Forcible/11


あのサーカスに訪れてから一週間、エレンはスティーブとまったく口をきかなかった。勝手に引き連れておきながら、あまつさえ生贄にしようとしたスティーブに若干の怒りを抱いていたことはもちろんだが、そもそもエレンは受動的な人間だった。シルク・ド・フリークに行こうが、行くまいが、もともと彼女――精神は女なので、引き続きそう表現させていただく――が自ら人に話しかけることはほとんどないのだ。
スティーブはスティーブで、さすがに気まずいと思っているのか、会話はおろか、エレンに近づくことすらしなかった。よって、この一週間、エレンは唯一の話し相手を失い、無言のまま学校生活を送っていたのだった。

「“まるたけ えびすに おしおいけ……”」

帰り道を歩きながら、ふいにとある地方の歌を呟くと、エレンの近くにいた子どもはぎょっとして離れていた距離をさらに置いた。聞き慣れない言葉だったため、ついにエレンが呪いを口にしたのではないかと怯えたのだ。
当然のように呪いも魔法も使えないエレンが口にしたのは、日本語だった。口ずさんだのは日本語を話す感覚を忘れないようにするためだったのだが、残念ながらその意図は誰ひとりとして理解できなかったようだ。

「“せったちゃらちゃら うおのたな”」
「――なんだそれ、呪文?」

聞き慣れてしまった声が耳元で弾ける。横を向けば、案の定、スティーブがそこに立っていた。

「“呪文なわけ……、あー、”呪文なわけがないでしょ。日本っていう国の言語だよ」
「ジャパン? 聞いたことねぇな」
「えっ、フジヤマとかゲイシャとか、聞いたことないの?」
「なんだよそれ、まじで呪文みてぇ!」

けらけらとスティーブに笑われたエレンは不満げな様子で口を閉じた。とは言うものの、その目は相変わらず静かだ。
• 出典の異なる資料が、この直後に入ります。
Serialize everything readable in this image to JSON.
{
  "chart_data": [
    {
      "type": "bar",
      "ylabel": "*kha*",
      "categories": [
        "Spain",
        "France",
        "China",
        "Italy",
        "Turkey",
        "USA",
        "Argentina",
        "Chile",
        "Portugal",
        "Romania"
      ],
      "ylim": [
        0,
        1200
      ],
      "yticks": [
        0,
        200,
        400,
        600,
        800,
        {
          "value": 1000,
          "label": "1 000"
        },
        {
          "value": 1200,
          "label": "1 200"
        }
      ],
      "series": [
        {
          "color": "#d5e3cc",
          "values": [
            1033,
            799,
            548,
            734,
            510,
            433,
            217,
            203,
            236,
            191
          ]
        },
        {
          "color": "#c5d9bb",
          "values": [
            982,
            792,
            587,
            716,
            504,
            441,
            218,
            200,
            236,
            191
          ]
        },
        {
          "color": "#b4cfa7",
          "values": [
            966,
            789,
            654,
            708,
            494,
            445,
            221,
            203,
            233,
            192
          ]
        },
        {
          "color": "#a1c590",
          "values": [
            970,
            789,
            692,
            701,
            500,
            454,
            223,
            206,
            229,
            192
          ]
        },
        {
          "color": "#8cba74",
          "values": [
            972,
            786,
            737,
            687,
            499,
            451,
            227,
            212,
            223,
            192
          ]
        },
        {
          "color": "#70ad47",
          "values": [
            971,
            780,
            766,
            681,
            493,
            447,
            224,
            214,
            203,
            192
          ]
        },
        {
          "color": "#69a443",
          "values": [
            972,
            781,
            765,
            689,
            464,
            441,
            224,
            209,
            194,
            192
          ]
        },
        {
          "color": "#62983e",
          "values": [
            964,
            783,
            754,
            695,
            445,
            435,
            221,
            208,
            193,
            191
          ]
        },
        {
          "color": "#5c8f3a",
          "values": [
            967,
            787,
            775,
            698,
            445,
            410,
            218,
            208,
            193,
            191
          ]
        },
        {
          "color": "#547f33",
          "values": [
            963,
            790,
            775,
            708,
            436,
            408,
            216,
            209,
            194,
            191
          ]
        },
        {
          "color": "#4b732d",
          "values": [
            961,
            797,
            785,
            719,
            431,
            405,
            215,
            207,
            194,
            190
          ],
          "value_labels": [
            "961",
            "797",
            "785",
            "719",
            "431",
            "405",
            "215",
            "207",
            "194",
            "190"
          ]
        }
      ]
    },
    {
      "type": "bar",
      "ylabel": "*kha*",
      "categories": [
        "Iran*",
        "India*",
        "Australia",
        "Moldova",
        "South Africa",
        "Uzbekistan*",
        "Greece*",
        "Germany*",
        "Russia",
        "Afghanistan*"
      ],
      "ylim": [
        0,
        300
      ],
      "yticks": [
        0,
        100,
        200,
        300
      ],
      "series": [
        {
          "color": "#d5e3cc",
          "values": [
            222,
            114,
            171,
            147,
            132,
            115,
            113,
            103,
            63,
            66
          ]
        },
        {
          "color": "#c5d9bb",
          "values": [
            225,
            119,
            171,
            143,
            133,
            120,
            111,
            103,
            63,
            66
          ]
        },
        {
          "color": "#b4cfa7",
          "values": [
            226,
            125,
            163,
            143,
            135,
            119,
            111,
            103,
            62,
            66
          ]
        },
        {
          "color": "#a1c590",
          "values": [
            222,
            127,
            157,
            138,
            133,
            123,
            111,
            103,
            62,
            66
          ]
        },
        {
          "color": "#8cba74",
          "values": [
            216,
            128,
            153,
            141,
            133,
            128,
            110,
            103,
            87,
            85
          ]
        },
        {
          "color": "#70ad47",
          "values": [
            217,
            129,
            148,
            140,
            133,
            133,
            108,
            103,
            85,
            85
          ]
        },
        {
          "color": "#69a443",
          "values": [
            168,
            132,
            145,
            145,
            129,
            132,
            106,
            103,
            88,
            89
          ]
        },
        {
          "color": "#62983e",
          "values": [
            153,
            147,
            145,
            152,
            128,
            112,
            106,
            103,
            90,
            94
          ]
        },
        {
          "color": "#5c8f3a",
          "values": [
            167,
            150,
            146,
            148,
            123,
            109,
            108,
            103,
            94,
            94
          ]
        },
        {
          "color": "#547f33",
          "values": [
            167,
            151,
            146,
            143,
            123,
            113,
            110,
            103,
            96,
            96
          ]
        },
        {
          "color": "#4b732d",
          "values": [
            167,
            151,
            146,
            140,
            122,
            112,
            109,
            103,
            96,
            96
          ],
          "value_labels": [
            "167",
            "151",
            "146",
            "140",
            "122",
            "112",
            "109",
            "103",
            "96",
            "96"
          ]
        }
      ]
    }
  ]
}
「……なにしに来たの、スティーブ。私は君に構われる価値なんてないんだけど」
「は? 文句あるかよ。オレはお前に用があって来たんだぜ」
「用?」
「ああ。……あの、悪かったな」
「えっ」

エレンにしては珍しく、口を開けて唖然としながらスティーブをまじまじと見つめた。まるでスティーブの首から、もう一本頭が生えたかのような反応であった。
スティーブは苛立つように顔をしかめながら、また同じ言葉を繰り返す。

「だから、悪かったなって言ってんだよ! あの、ホーストンのときに嫌なことを言ったりしてな!」
「へぇ……」
「……なんだよ」
「いや、さすがのスティーブでも謝るんだな、と思って」
「お前、失礼だな」

スティーブは自分のことを棚に上げて言う。
しばらくの間、二人は気まずさを感じられない無言の空気の中で歩き続けた。エレンは言うまでもなく会話をする気がなかったし、スティーブは何かを言うことに迷っているようだった。
そして、エレンの家の近くに差しかかったところで、スティーブはエレンのほうを向き、ぽつりぽつりと話し出した。

「……オレ、あいつに悪魔だって言われたし、よくよく考えたらオレにはロクな友達がいないし……。言われて初めて気づいたんだけど、オレと一緒にやっていけんのって、お前だけなんだよな」
「まあ、そうだね」
「よく考えたら、一番気楽になれるのもお前と一緒にいるときだし」
「へえ」
「あんとき気に入ってるって言った言葉に嘘はなかったし」
「そうなんだ」
「あー、だから、その……」

スティーブはもごもごと口を動かし、目をあちらこちらにさ迷わせる。

「その?」
「――……くそっ! ようするにオレと友達になってくれねぇかって言ってんだよ!」
「……はぁ?」

エレンはスティーブにがしりと肩を掴まれ、正面から逃げられないようにさせられた。
呆れきったエレンの反応に気づいているのかいないのか、スティーブはそのまま強引に話を続ける。

「だいたいな、お前はいっつもひとりぼっちだろ! あんなにつまんなさそうにしてるんなら、オレと友達になって、もっと楽しいことをすりゃーいいじゃん! 昼休みとか、放課後とか、オレの知っている秘密基地を教えてやるし! 席だって近いんだから、手紙を回したりとかして遊んでさ! ――ああ、周りがどうとかは関係ねぇから! な?」
「……まぁ」
「で、返事は?」
「……うん」

エレンが頷くと、スティーブはようやくいつもの笑みを浮かべながら肩から手を下ろし、彼女の背中を叩いた。

「よーし、じゃあ、今からサッカーしに行くか!」

エレンがげんなりとした雰囲気になったのは、言うまでもないだろう。